Microsoft flags faster Medusa break-ins

Microsoft has warned that a threat actor it tracks as Storm-1175 is exploiting vulnerabilities in internet-facing systems at high speed to deliver Medusa ransomware, in some cases moving from initial access to data theft and encryption within 24 hours. The alert points to a pattern that security teams have feared for months: a shrinking window between vulnerability disclosure, exploitation and full-scale ransomware deployment.

The group, described by Microsoft as financially motivated, is said to focus on web-facing assets that remain exposed after patches are issued or before they are widely applied. Microsoft’s threat intelligence team said Storm-1175 has weaponised more than 16 vulnerabilities since 2023 across products including Microsoft Exchange, PaperCut, Ivanti Connect Secure, ConnectWise ScreenConnect, JetBrains TeamCity, SimpleHelp, CrushFTP, GoAnywhere MFT, SmarterMail and BeyondTrust. The company said the actor’s pace has proven particularly damaging for healthcare, education, professional services and finance organisations in Australia, the United Kingdom and the United States.

At the centre of the warning is Medusa, a ransomware-as-a-service operation that has remained active for years and continues to evolve. A joint advisory issued by the FBI, the Cybersecurity and Infrastructure Security Agency and the Multi-State Information Sharing and Analysis Center said Medusa was first identified in June 2021 and had affected more than 300 victims across critical infrastructure sectors by February 2025. Those sectors included medical, education, legal, insurance, technology and manufacturing, underscoring the breadth of the threat and the reasons officials continue to press for faster patching, network segmentation and stronger monitoring of exposed systems.

Microsoft’s latest assessment suggests Storm-1175 is not simply scanning for old weaknesses left unattended. It is also moving quickly on newly disclosed flaws and, in some cases, exploiting vulnerabilities before public disclosure. Microsoft said the actor used CVE-2026-23760 in SmarterMail and CVE-2025-10035 in GoAnywhere MFT about a week before those issues were publicly disclosed. It also said the group exploited SAP NetWeaver flaw CVE-2025-31324 within a day of disclosure in April 2025. That matters because it narrows the margin for defenders from weeks to days, and sometimes hours, particularly in organisations with sprawling external attack surfaces and complex patching cycles.

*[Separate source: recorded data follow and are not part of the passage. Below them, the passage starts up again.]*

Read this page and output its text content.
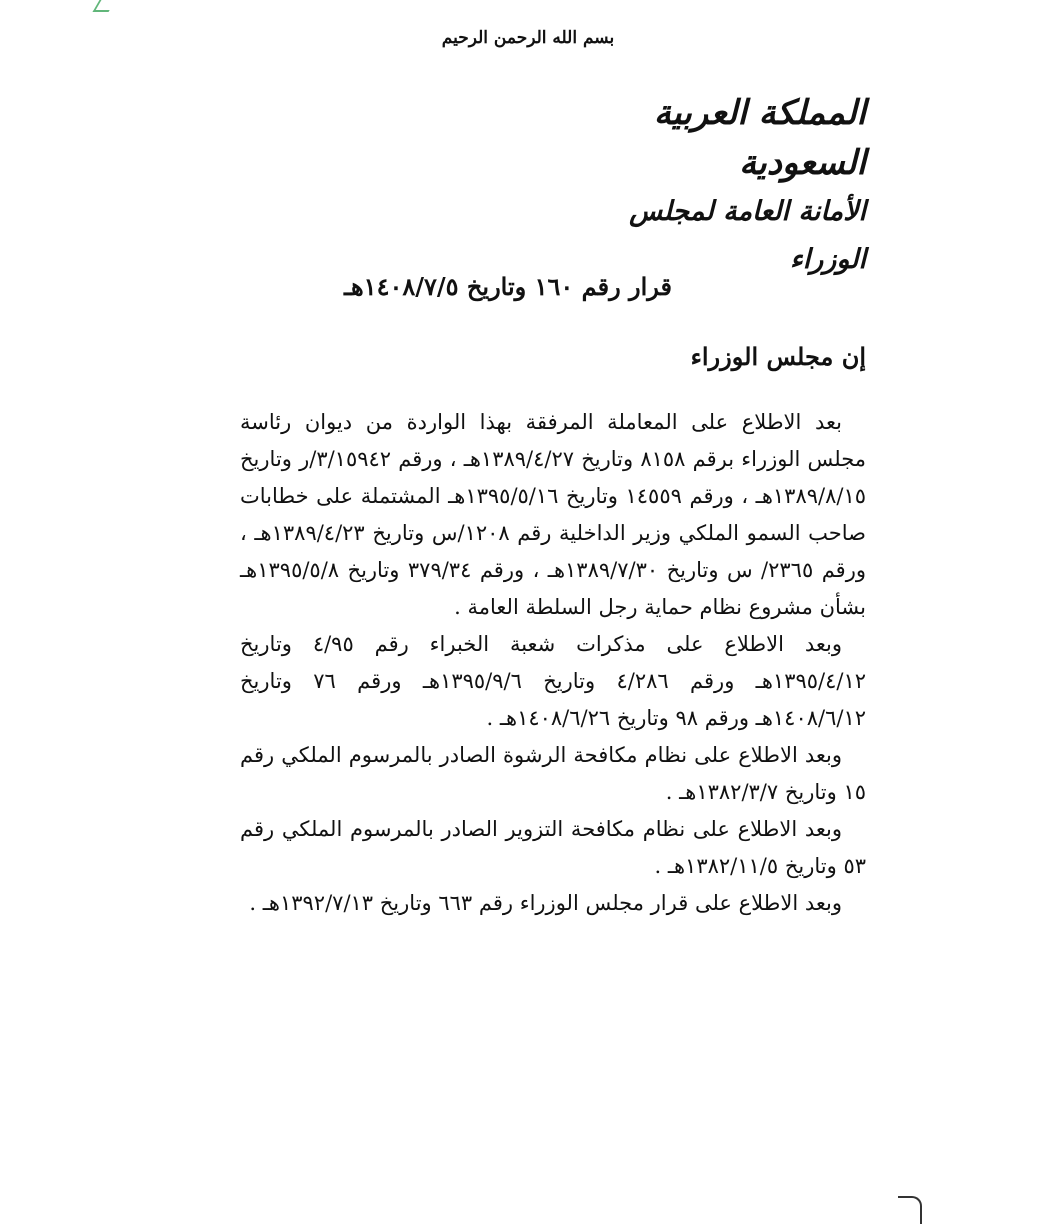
بسم الله الرحمن الرحيم
المملكة العربية السعودية
الأمانة العامة لمجلس الوزراء
قرار رقم ١٦٠ وتاريخ ١٤٠٨/٧/٥هـ
إن مجلس الوزراء

بعد الاطلاع على المعاملة المرفقة بهذا الواردة من ديوان رئاسة مجلس الوزراء برقم ٨١٥٨ وتاريخ ١٣٨٩/٤/٢٧هـ ، ورقم ٣/١٥٩٤٢/ر وتاريخ ١٣٨٩/٨/١٥هـ ، ورقم ١٤٥٥٩ وتاريخ ١٣٩٥/٥/١٦هـ المشتملة على خطابات صاحب السمو الملكي وزير الداخلية رقم ١٢٠٨/س وتاريخ ١٣٨٩/٤/٢٣هـ ، ورقم ٢٣٦٥/ س وتاريخ ١٣٨٩/٧/٣٠هـ ، ورقم ٣٧٩/٣٤ وتاريخ ١٣٩٥/٥/٨هـ بشأن مشروع نظام حماية رجل السلطة العامة .

وبعد الاطلاع على مذكرات شعبة الخبراء رقم ٤/٩٥ وتاريخ ١٣٩٥/٤/١٢هـ ورقم ٤/٢٨٦ وتاريخ ١٣٩٥/٩/٦هـ ورقم ٧٦ وتاريخ ١٤٠٨/٦/١٢هـ ورقم ٩٨ وتاريخ ١٤٠٨/٦/٢٦هـ .

وبعد الاطلاع على نظام مكافحة الرشوة الصادر بالمرسوم الملكي رقم ١٥ وتاريخ ١٣٨٢/٣/٧هـ .

وبعد الاطلاع على نظام مكافحة التزوير الصادر بالمرسوم الملكي رقم ٥٣ وتاريخ ١٣٨٢/١١/٥هـ .

وبعد الاطلاع على قرار مجلس الوزراء رقم ٦٦٣ وتاريخ ١٣٩٢/٧/١٣هـ .
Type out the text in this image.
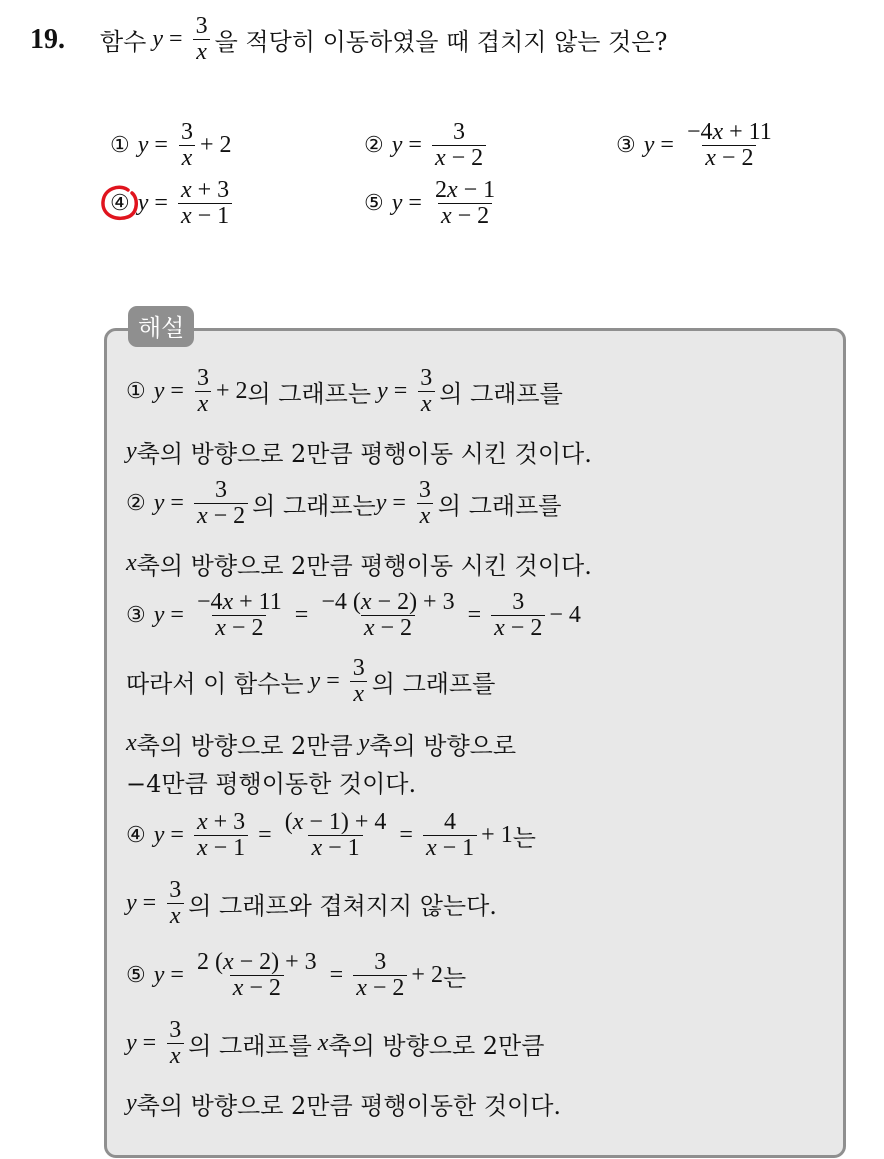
19. 함수 $y = \frac{3}{x}$ 을 적당히 이동하였을 때 겹치지 않는 것은?
① $y = \frac{3}{x} + 2$	② $y = \frac{3}{x - 2}$	③ $y = \frac{-4x + 11}{x - 2}$
④ $y = \frac{x + 3}{x - 1}$	⑤ $y = \frac{2x - 1}{x - 2}$
해설
① $y = \frac{3}{x} + 2$ 의 그래프는 $y = \frac{3}{x}$ 의 그래프를
y 축의 방향으로 2만큼 평행이동 시킨 것이다.
② $y = \frac{3}{x - 2}$ 의 그래프는 $y = \frac{3}{x}$ 의 그래프를
x 축의 방향으로 2만큼 평행이동 시킨 것이다.
③ $y = \frac{-4x + 11}{x - 2} = \frac{-4 (x - 2) + 3}{x - 2} = \frac{3}{x - 2} - 4$
따라서 이 함수는 $y = \frac{3}{x}$ 의 그래프를
x 축의 방향으로 2만큼 y 축의 방향으로
−4만큼 평행이동한 것이다.
④ $y = \frac{x + 3}{x - 1} = \frac{(x - 1) + 4}{x - 1} = \frac{4}{x - 1} + 1$ 는
$y = \frac{3}{x}$ 의 그래프와 겹쳐지지 않는다.
⑤ $y = \frac{2 (x - 2) + 3}{x - 2} = \frac{3}{x - 2} + 2$ 는
$y = \frac{3}{x}$ 의 그래프를 x 축의 방향으로 2만큼
y 축의 방향으로 2만큼 평행이동한 것이다.
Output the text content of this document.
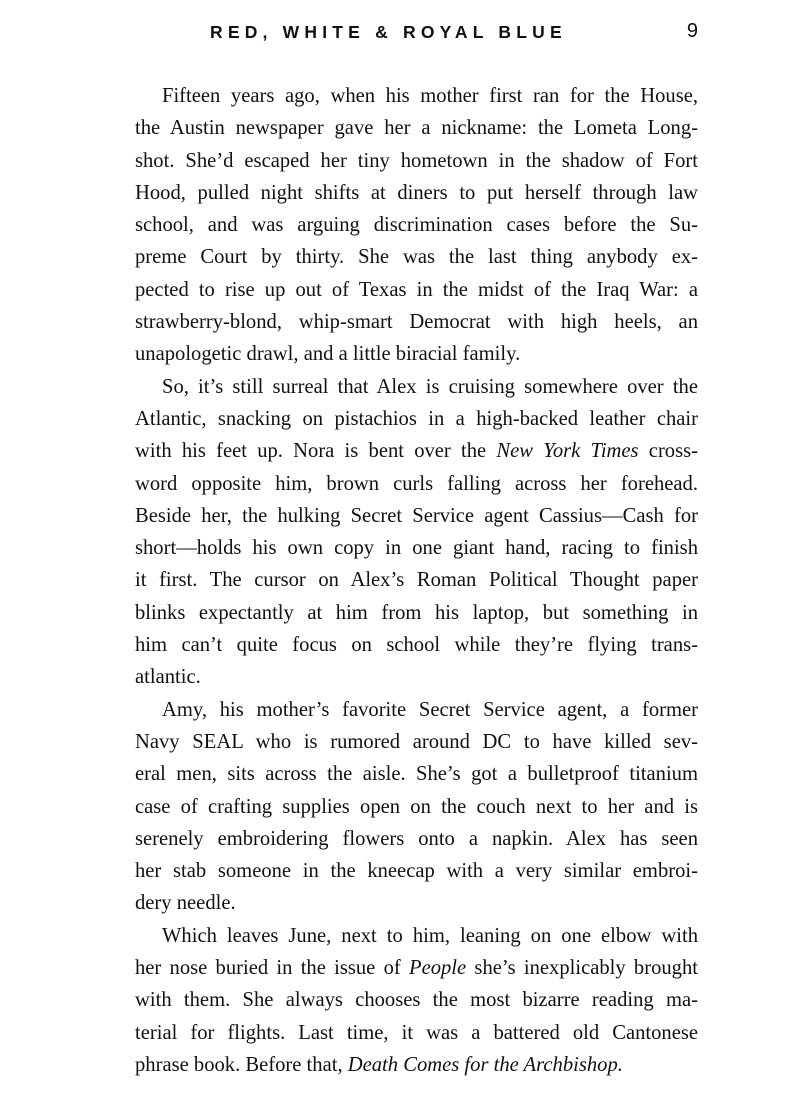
RED, WHITE & ROYAL BLUE	9
Fifteen years ago, when his mother first ran for the House,
the Austin newspaper gave her a nickname: the Lometa Long-
shot. She’d escaped her tiny hometown in the shadow of Fort
Hood, pulled night shifts at diners to put herself through law
school, and was arguing discrimination cases before the Su-
preme Court by thirty. She was the last thing anybody ex-
pected to rise up out of Texas in the midst of the Iraq War: a
strawberry-blond, whip-smart Democrat with high heels, an
unapologetic drawl, and a little biracial family.
So, it’s still surreal that Alex is cruising somewhere over the
Atlantic, snacking on pistachios in a high-backed leather chair
with his feet up. Nora is bent over the New York Times cross-
word opposite him, brown curls falling across her forehead.
Beside her, the hulking Secret Service agent Cassius—Cash for
short—holds his own copy in one giant hand, racing to finish
it first. The cursor on Alex’s Roman Political Thought paper
blinks expectantly at him from his laptop, but something in
him can’t quite focus on school while they’re flying trans-
atlantic.
Amy, his mother’s favorite Secret Service agent, a former
Navy SEAL who is rumored around DC to have killed sev-
eral men, sits across the aisle. She’s got a bulletproof titanium
case of crafting supplies open on the couch next to her and is
serenely embroidering flowers onto a napkin. Alex has seen
her stab someone in the kneecap with a very similar embroi-
dery needle.
Which leaves June, next to him, leaning on one elbow with
her nose buried in the issue of People she’s inexplicably brought
with them. She always chooses the most bizarre reading ma-
terial for flights. Last time, it was a battered old Cantonese
phrase book. Before that, Death Comes for the Archbishop.
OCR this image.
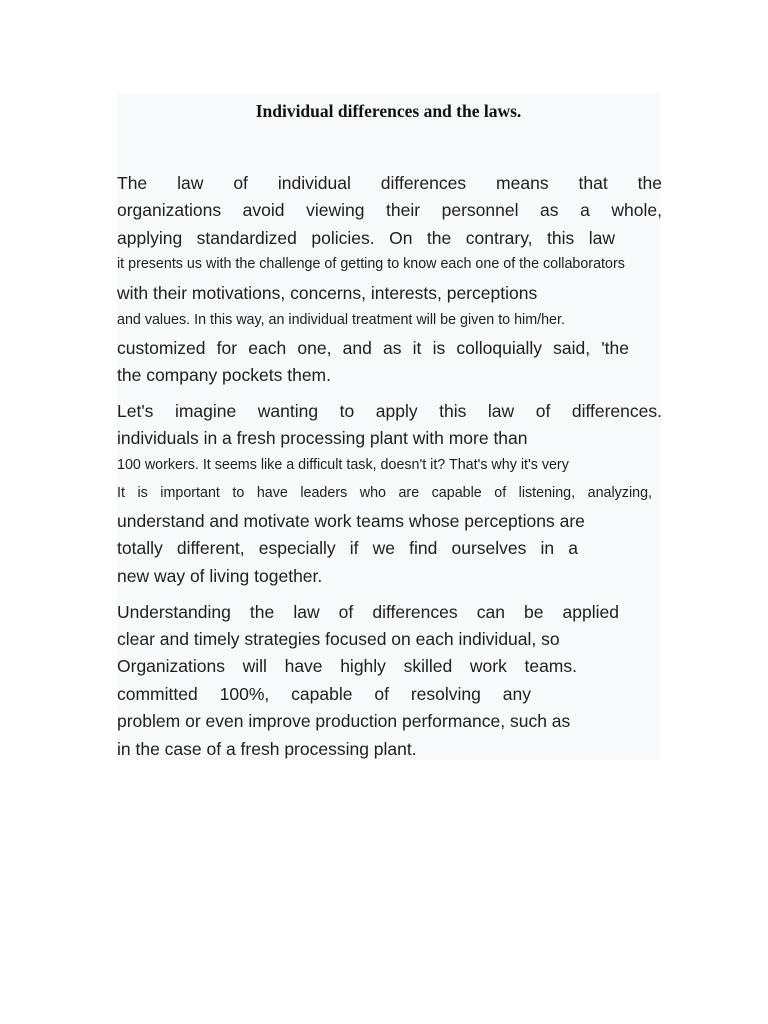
Individual differences and the laws.

The law of individual differences means that the

organizations avoid viewing their personnel as a whole,

applying standardized policies. On the contrary, this law

it presents us with the challenge of getting to know each one of the collaborators

with their motivations, concerns, interests, perceptions

and values. In this way, an individual treatment will be given to him/her.

customized for each one, and as it is colloquially said, 'the

the company pockets them.

Let's imagine wanting to apply this law of differences.

individuals in a fresh processing plant with more than

100 workers. It seems like a difficult task, doesn't it? That's why it's very

It is important to have leaders who are capable of listening, analyzing,

understand and motivate work teams whose perceptions are

totally different, especially if we find ourselves in a

new way of living together.

Understanding the law of differences can be applied

clear and timely strategies focused on each individual, so

Organizations will have highly skilled work teams.

committed 100%, capable of resolving any

problem or even improve production performance, such as

in the case of a fresh processing plant.
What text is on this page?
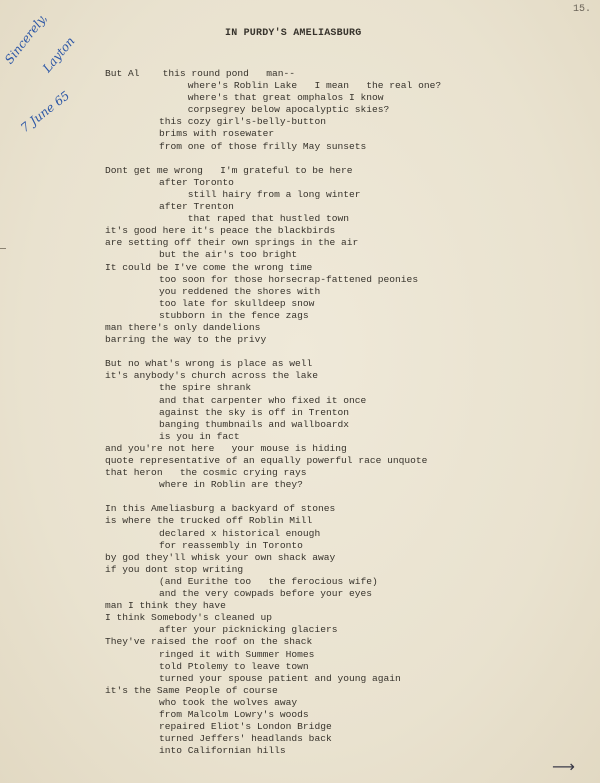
15.
Sincerely,
Layton
7 June 65
IN PURDY'S AMELIASBURG
But Al    this round pond   man--
where's Roblin Lake   I mean   the real one?
where's that great omphalos I know
corpsegrey below apocalyptic skies?
this cozy girl's-belly-button
brims with rosewater
from one of those frilly May sunsets
Dont get me wrong   I'm grateful to be here
after Toronto
still hairy from a long winter
after Trenton
that raped that hustled town
it's good here it's peace the blackbirds
are setting off their own springs in the air
but the air's too bright
It could be I've come the wrong time
too soon for those horsecrap-fattened peonies
you reddened the shores with
too late for skulldeep snow
stubborn in the fence zags
man there's only dandelions
barring the way to the privy
But no what's wrong is place as well
it's anybody's church across the lake
the spire shrank
and that carpenter who fixed it once
against the sky is off in Trenton
banging thumbnails and wallboardx
is you in fact
and you're not here   your mouse is hiding
quote representative of an equally powerful race unquote
that heron   the cosmic crying rays
where in Roblin are they?
In this Ameliasburg a backyard of stones
is where the trucked off Roblin Mill
declared x historical enough
for reassembly in Toronto
by god they'll whisk your own shack away
if you dont stop writing
(and Eurithe too   the ferocious wife)
and the very cowpads before your eyes
man I think they have
I think Somebody's cleaned up
after your picknicking glaciers
They've raised the roof on the shack
ringed it with Summer Homes
told Ptolemy to leave town
turned your spouse patient and young again
it's the Same People of course
who took the wolves away
from Malcolm Lowry's woods
repaired Eliot's London Bridge
turned Jeffers' headlands back
into Californian hills
⟶
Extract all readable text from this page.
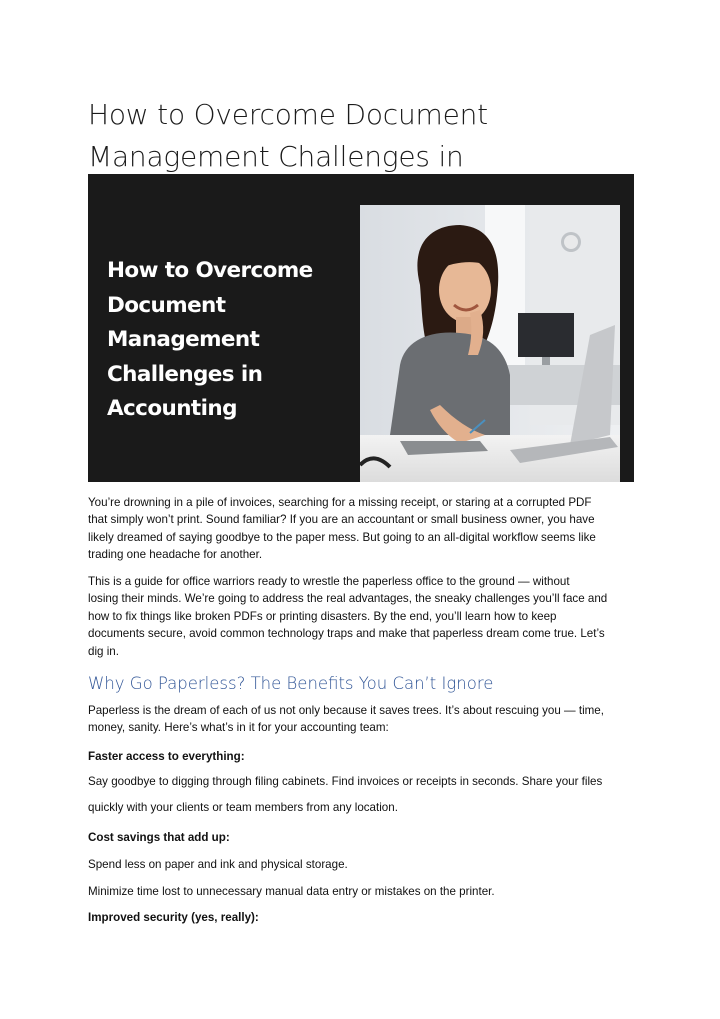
How to Overcome Document
Management Challenges in
How to Overcome
Document
Management
Challenges in
Accounting
You’re drowning in a pile of invoices, searching for a missing receipt, or staring at a corrupted PDF
that simply won’t print. Sound familiar? If you are an accountant or small business owner, you have
likely dreamed of saying goodbye to the paper mess. But going to an all-digital workflow seems like
trading one headache for another.
This is a guide for office warriors ready to wrestle the paperless office to the ground — without
losing their minds. We’re going to address the real advantages, the sneaky challenges you’ll face and
how to fix things like broken PDFs or printing disasters. By the end, you’ll learn how to keep
documents secure, avoid common technology traps and make that paperless dream come true. Let’s
dig in.
Why Go Paperless? The Benefits You Can’t Ignore
Paperless is the dream of each of us not only because it saves trees. It’s about rescuing you — time,
money, sanity. Here’s what’s in it for your accounting team:
Faster access to everything:
Say goodbye to digging through filing cabinets. Find invoices or receipts in seconds. Share your files
quickly with your clients or team members from any location.
Cost savings that add up:
Spend less on paper and ink and physical storage.
Minimize time lost to unnecessary manual data entry or mistakes on the printer.
Improved security (yes, really):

The company said Storm-1175 often follows a familiar but highly disciplined playbook once inside a network. The actor has been observed creating new user accounts, adding them to administrator groups, deploying web shells or remote access payloads, stealing credentials and using legitimate administrative tools to move laterally. Microsoft highlighted the use of PowerShell, PsExec, Cloudflare tunnels, remote monitoring and management software, PDQ Deployer and Impacket, alongside attempts to tamper with Microsoft Defender settings and add antivirus exclusions. Data is commonly staged with compression tools and exfiltrated with utilities such as Rclone before ransomware is pushed out across the environment.

That operational tempo is what most clearly distinguishes the current warning. Microsoft said some incidents unfold over five to six days, but several moved from compromise to ransomware deployment in a single day. Independent reporting on the company’s findings said incident responders are seeing a broader trend in which ransomware actors are weaponising vulnerabilities almost immediately after they emerge, while also relying heavily on legitimate remote management tools that can blend into normal administrative activity.

The development also reflects a wider shift in the ransomware market. Attackers no longer need bespoke malware alone to produce major disruption; speed, vulnerability research and access to legitimate tools now provide a competitive edge. Microsoft said Storm-1175 still primarily relies on so-called N-day vulnerabilities, meaning flaws that are publicly known but not yet patched across enough targets. Even so, its apparent use of zero-days suggests either improved in-house capability or access to exploit brokers, a combination that raises the stakes for sectors where internet-exposed applications are essential to daily operations.